Source: News @ Northeastern
Aria Bracci, November 9, 2018
Climate change isn’t a monolith. It’s characterized by the melting of ice caps over time as much as by a storm surge that cuts off power to a coastal city’s subway system.
But global climate change models are good at calculating broad trends, not at accounting for rare weather events and the havoc they might wreak on communities. And that’s to say nothing of the unprocessed backlog of climate data collected in recent years, which is far beyond the human capacity to analyze.
“Sometimes we hear the science is settled, and sometimes we hear there is so much that we don’t know that we can’t make any decisions,” said Auroop Ganguly, a professor of civil and environmental engineering at Northeastern.
But, he added, “making uncertainty an excuse for inaction is a big issue.”
In an article released by the British publication Climate 2020 on Friday, a team led by Ganguly explains how to harness the power of existing science and technology to interpret climate data, make more accurate predictions, and help industries and municipalities to both prepare for and lessen the effects of climate change.

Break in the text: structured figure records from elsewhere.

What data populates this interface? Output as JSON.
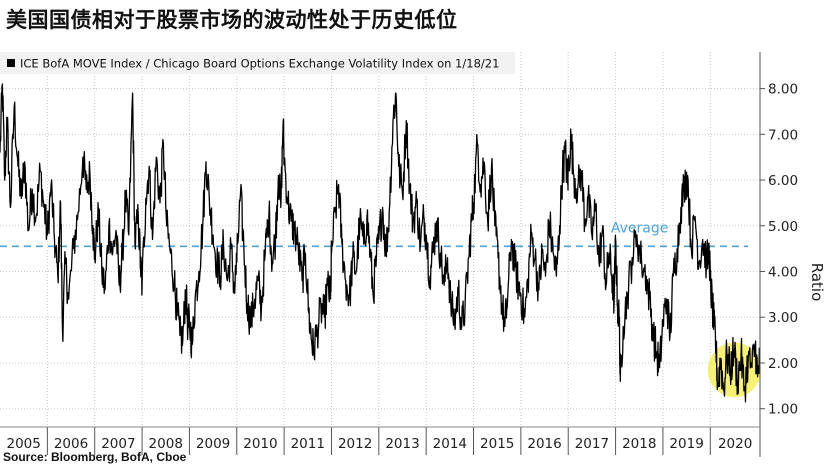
{
  "title": "美国国债相对于股票市场的波动性处于历史低位",
  "source": "Source: Bloomberg, BofA, Cboe",
  "chart_data": {
    "type": "line",
    "legend": "ICE BofA MOVE Index / Chicago Board Options Exchange Volatility Index on 1/18/21",
    "legend_placement": "top-left",
    "ylabel": "Ratio",
    "ylim": [
      0.6,
      8.8
    ],
    "yticks": [
      "1.00",
      "2.00",
      "3.00",
      "4.00",
      "5.00",
      "6.00",
      "7.00",
      "8.00"
    ],
    "y_axis_side": "right",
    "grid": true,
    "xlim": [
      2005.0,
      2021.05
    ],
    "xticks": [
      "2005",
      "2006",
      "2007",
      "2008",
      "2009",
      "2010",
      "2011",
      "2012",
      "2013",
      "2014",
      "2015",
      "2016",
      "2017",
      "2018",
      "2019",
      "2020"
    ],
    "series": [
      {
        "color": "#000000",
        "points": [
          [
            2005.0,
            6.6
          ],
          [
            2005.05,
            8.1
          ],
          [
            2005.1,
            6.0
          ],
          [
            2005.15,
            7.3
          ],
          [
            2005.22,
            5.4
          ],
          [
            2005.3,
            7.6
          ],
          [
            2005.38,
            6.3
          ],
          [
            2005.45,
            5.6
          ],
          [
            2005.52,
            6.4
          ],
          [
            2005.6,
            4.9
          ],
          [
            2005.68,
            5.8
          ],
          [
            2005.76,
            5.2
          ],
          [
            2005.85,
            6.2
          ],
          [
            2005.93,
            5.4
          ],
          [
            2006.0,
            4.8
          ],
          [
            2006.08,
            5.9
          ],
          [
            2006.15,
            4.7
          ],
          [
            2006.22,
            3.9
          ],
          [
            2006.28,
            5.5
          ],
          [
            2006.32,
            2.7
          ],
          [
            2006.38,
            4.2
          ],
          [
            2006.45,
            3.4
          ],
          [
            2006.55,
            4.5
          ],
          [
            2006.65,
            5.3
          ],
          [
            2006.75,
            6.5
          ],
          [
            2006.82,
            5.8
          ],
          [
            2006.9,
            6.1
          ],
          [
            2006.96,
            5.0
          ],
          [
            2007.0,
            4.3
          ],
          [
            2007.08,
            5.3
          ],
          [
            2007.15,
            4.0
          ],
          [
            2007.22,
            3.6
          ],
          [
            2007.3,
            5.0
          ],
          [
            2007.38,
            4.4
          ],
          [
            2007.45,
            4.9
          ],
          [
            2007.52,
            3.7
          ],
          [
            2007.58,
            4.3
          ],
          [
            2007.65,
            5.6
          ],
          [
            2007.72,
            4.8
          ],
          [
            2007.8,
            7.9
          ],
          [
            2007.85,
            4.6
          ],
          [
            2007.92,
            5.2
          ],
          [
            2007.97,
            4.1
          ],
          [
            2008.0,
            3.7
          ],
          [
            2008.08,
            5.6
          ],
          [
            2008.15,
            6.3
          ],
          [
            2008.22,
            4.7
          ],
          [
            2008.3,
            6.5
          ],
          [
            2008.38,
            5.5
          ],
          [
            2008.45,
            6.8
          ],
          [
            2008.52,
            5.0
          ],
          [
            2008.6,
            4.4
          ],
          [
            2008.68,
            3.8
          ],
          [
            2008.74,
            3.1
          ],
          [
            2008.8,
            2.6
          ],
          [
            2008.86,
            2.5
          ],
          [
            2008.92,
            3.6
          ],
          [
            2008.97,
            2.8
          ],
          [
            2009.0,
            2.9
          ],
          [
            2009.06,
            2.4
          ],
          [
            2009.12,
            3.4
          ],
          [
            2009.2,
            4.0
          ],
          [
            2009.28,
            5.0
          ],
          [
            2009.35,
            6.4
          ],
          [
            2009.42,
            5.6
          ],
          [
            2009.5,
            4.8
          ],
          [
            2009.58,
            4.2
          ],
          [
            2009.65,
            3.9
          ],
          [
            2009.72,
            4.6
          ],
          [
            2009.8,
            3.8
          ],
          [
            2009.88,
            4.5
          ],
          [
            2009.95,
            3.6
          ],
          [
            2010.0,
            4.2
          ],
          [
            2010.08,
            5.7
          ],
          [
            2010.15,
            4.5
          ],
          [
            2010.22,
            3.3
          ],
          [
            2010.3,
            2.9
          ],
          [
            2010.38,
            3.4
          ],
          [
            2010.45,
            3.8
          ],
          [
            2010.52,
            3.2
          ],
          [
            2010.6,
            4.4
          ],
          [
            2010.68,
            5.3
          ],
          [
            2010.75,
            4.2
          ],
          [
            2010.82,
            4.8
          ],
          [
            2010.88,
            6.1
          ],
          [
            2010.93,
            5.4
          ],
          [
            2010.98,
            7.3
          ],
          [
            2011.0,
            6.5
          ],
          [
            2011.08,
            5.5
          ],
          [
            2011.15,
            5.1
          ],
          [
            2011.22,
            4.9
          ],
          [
            2011.3,
            4.5
          ],
          [
            2011.38,
            3.8
          ],
          [
            2011.45,
            4.4
          ],
          [
            2011.52,
            3.1
          ],
          [
            2011.58,
            2.5
          ],
          [
            2011.62,
            2.3
          ],
          [
            2011.7,
            2.7
          ],
          [
            2011.78,
            3.2
          ],
          [
            2011.85,
            3.0
          ],
          [
            2011.92,
            3.7
          ],
          [
            2011.98,
            3.4
          ],
          [
            2012.0,
            4.4
          ],
          [
            2012.08,
            5.3
          ],
          [
            2012.15,
            5.9
          ],
          [
            2012.22,
            4.6
          ],
          [
            2012.3,
            3.8
          ],
          [
            2012.38,
            3.4
          ],
          [
            2012.45,
            4.3
          ],
          [
            2012.52,
            4.0
          ],
          [
            2012.6,
            5.1
          ],
          [
            2012.68,
            4.6
          ],
          [
            2012.75,
            5.2
          ],
          [
            2012.82,
            4.4
          ],
          [
            2012.88,
            3.5
          ],
          [
            2012.95,
            4.3
          ],
          [
            2013.0,
            4.7
          ],
          [
            2013.08,
            5.4
          ],
          [
            2013.15,
            4.4
          ],
          [
            2013.22,
            5.3
          ],
          [
            2013.3,
            7.3
          ],
          [
            2013.36,
            7.9
          ],
          [
            2013.42,
            6.3
          ],
          [
            2013.5,
            5.7
          ],
          [
            2013.58,
            7.3
          ],
          [
            2013.65,
            5.9
          ],
          [
            2013.72,
            5.1
          ],
          [
            2013.8,
            5.5
          ],
          [
            2013.88,
            4.6
          ],
          [
            2013.95,
            5.2
          ],
          [
            2014.0,
            4.8
          ],
          [
            2014.08,
            3.9
          ],
          [
            2014.15,
            4.5
          ],
          [
            2014.22,
            5.1
          ],
          [
            2014.3,
            4.4
          ],
          [
            2014.38,
            3.7
          ],
          [
            2014.45,
            4.3
          ],
          [
            2014.52,
            3.3
          ],
          [
            2014.6,
            2.9
          ],
          [
            2014.68,
            3.6
          ],
          [
            2014.75,
            2.8
          ],
          [
            2014.82,
            3.2
          ],
          [
            2014.9,
            4.3
          ],
          [
            2014.96,
            5.1
          ],
          [
            2015.0,
            5.5
          ],
          [
            2015.08,
            6.8
          ],
          [
            2015.15,
            5.9
          ],
          [
            2015.22,
            6.4
          ],
          [
            2015.3,
            5.1
          ],
          [
            2015.38,
            6.3
          ],
          [
            2015.45,
            5.0
          ],
          [
            2015.52,
            4.3
          ],
          [
            2015.6,
            3.3
          ],
          [
            2015.66,
            2.8
          ],
          [
            2015.72,
            3.4
          ],
          [
            2015.8,
            4.7
          ],
          [
            2015.88,
            4.1
          ],
          [
            2015.95,
            3.7
          ],
          [
            2016.0,
            3.5
          ],
          [
            2016.08,
            3.0
          ],
          [
            2016.15,
            3.8
          ],
          [
            2016.22,
            4.8
          ],
          [
            2016.3,
            4.3
          ],
          [
            2016.38,
            3.6
          ],
          [
            2016.45,
            4.4
          ],
          [
            2016.52,
            3.9
          ],
          [
            2016.6,
            5.1
          ],
          [
            2016.68,
            4.4
          ],
          [
            2016.75,
            3.9
          ],
          [
            2016.82,
            5.0
          ],
          [
            2016.88,
            6.2
          ],
          [
            2016.94,
            6.6
          ],
          [
            2016.99,
            5.9
          ],
          [
            2017.0,
            6.3
          ],
          [
            2017.06,
            6.9
          ],
          [
            2017.12,
            6.1
          ],
          [
            2017.2,
            5.8
          ],
          [
            2017.28,
            6.2
          ],
          [
            2017.35,
            5.1
          ],
          [
            2017.42,
            5.6
          ],
          [
            2017.5,
            4.8
          ],
          [
            2017.58,
            5.4
          ],
          [
            2017.65,
            4.2
          ],
          [
            2017.72,
            4.9
          ],
          [
            2017.8,
            3.7
          ],
          [
            2017.86,
            4.4
          ],
          [
            2017.92,
            3.9
          ],
          [
            2017.97,
            3.4
          ],
          [
            2018.0,
            4.7
          ],
          [
            2018.04,
            3.3
          ],
          [
            2018.08,
            2.9
          ],
          [
            2018.1,
            1.6
          ],
          [
            2018.16,
            2.8
          ],
          [
            2018.25,
            3.5
          ],
          [
            2018.35,
            4.3
          ],
          [
            2018.45,
            4.8
          ],
          [
            2018.55,
            4.2
          ],
          [
            2018.65,
            3.9
          ],
          [
            2018.72,
            3.4
          ],
          [
            2018.8,
            2.6
          ],
          [
            2018.87,
            2.2
          ],
          [
            2018.93,
            1.9
          ],
          [
            2019.0,
            2.9
          ],
          [
            2019.08,
            3.4
          ],
          [
            2019.15,
            2.6
          ],
          [
            2019.22,
            3.9
          ],
          [
            2019.3,
            4.5
          ],
          [
            2019.38,
            5.4
          ],
          [
            2019.45,
            5.9
          ],
          [
            2019.52,
            6.1
          ],
          [
            2019.6,
            4.5
          ],
          [
            2019.68,
            5.2
          ],
          [
            2019.76,
            4.2
          ],
          [
            2019.84,
            4.7
          ],
          [
            2019.92,
            4.2
          ],
          [
            2019.98,
            4.4
          ],
          [
            2020.0,
            3.8
          ],
          [
            2020.04,
            3.3
          ],
          [
            2020.08,
            2.8
          ],
          [
            2020.12,
            2.3
          ],
          [
            2020.16,
            1.5
          ],
          [
            2020.22,
            2.1
          ],
          [
            2020.28,
            1.4
          ],
          [
            2020.35,
            2.2
          ],
          [
            2020.42,
            1.8
          ],
          [
            2020.5,
            2.3
          ],
          [
            2020.58,
            1.6
          ],
          [
            2020.65,
            2.2
          ],
          [
            2020.72,
            1.4
          ],
          [
            2020.8,
            2.1
          ],
          [
            2020.88,
            1.9
          ],
          [
            2020.95,
            2.4
          ],
          [
            2021.0,
            1.7
          ],
          [
            2021.04,
            2.0
          ]
        ]
      }
    ],
    "average": {
      "label": "Average",
      "value": 4.55,
      "color": "#4aa3df"
    },
    "annotations": [
      {
        "type": "ellipse",
        "x_range": [
          2019.95,
          2021.07
        ],
        "y_range": [
          1.25,
          2.45
        ],
        "fill": "#f5ef5a"
      }
    ]
  }
}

One method the team recommends is called extreme value theory, a type of statistics that can predict the likelihood of something out of the ordinary. This, the researchers write in the article, is one stepping stone to “extracting predictive insights about the statistics of change and extremes.”
" Sometimes we hear the science is settled, and sometimes we hear there is so much that we don’t know that we can’t make any decisions. "
~ Auroop Ganguly
professor of civil and environmental engineering
Ganguly and his team are already setting an example by conducting research to make these kinds of detailed predictions. Specifically, they’ve studied weather extremes such as heat waves, cold snaps, heavy precipitation, high winds, and droughts—outcomes of climate change largely unaccounted for in the broad trends produced by current global models.
Ganguly, who directs Northeastern’s Sustainability and Data Sciences Laboratory, said that researchers need to expand their work to include both data science and physics. And when the millions of gigabytes of available climate data seem insurmountable, machine-learning technology can help analyze the information.
But once researchers are able to fully process climate data, they still need to convince federal and commercial groups to use it to inform policies and protections. As is, many government agencies, insurance companies, and insurance risk modelers and auditors are still opting to react to damage caused by a storm, for example, rather than reward people for preparing for it. Ganguly said that this is because there’s currently no significant financial incentive to prepare for the effects of climate change.
“The importance of economic incentives to overcome hurdles to best practice or to engineering innovation, as well as to policy myopia, cannot be overemphasised,” the researchers write in the Climate 2020 article.
“It’s a whole vicious cycle,” Ganguly said, referring to the connection between disincentive structures, short-sighted policy, and the stagnation of technology development. But incentives, he added, could trigger a new cycle of informed policy and innovation.
RisQ, a company run by Ganguly’s former student and co-author Evan Kodra, has laid the foundation for this new cycle. RisQ’s team calculates climate change’s effects on concrete value, such as real estate, in hopes of triggering public and private sectors to see the benefit of proactive measures.
“Multidimensional innovation is needed,” Ganguly said. “That can turn the wheel.”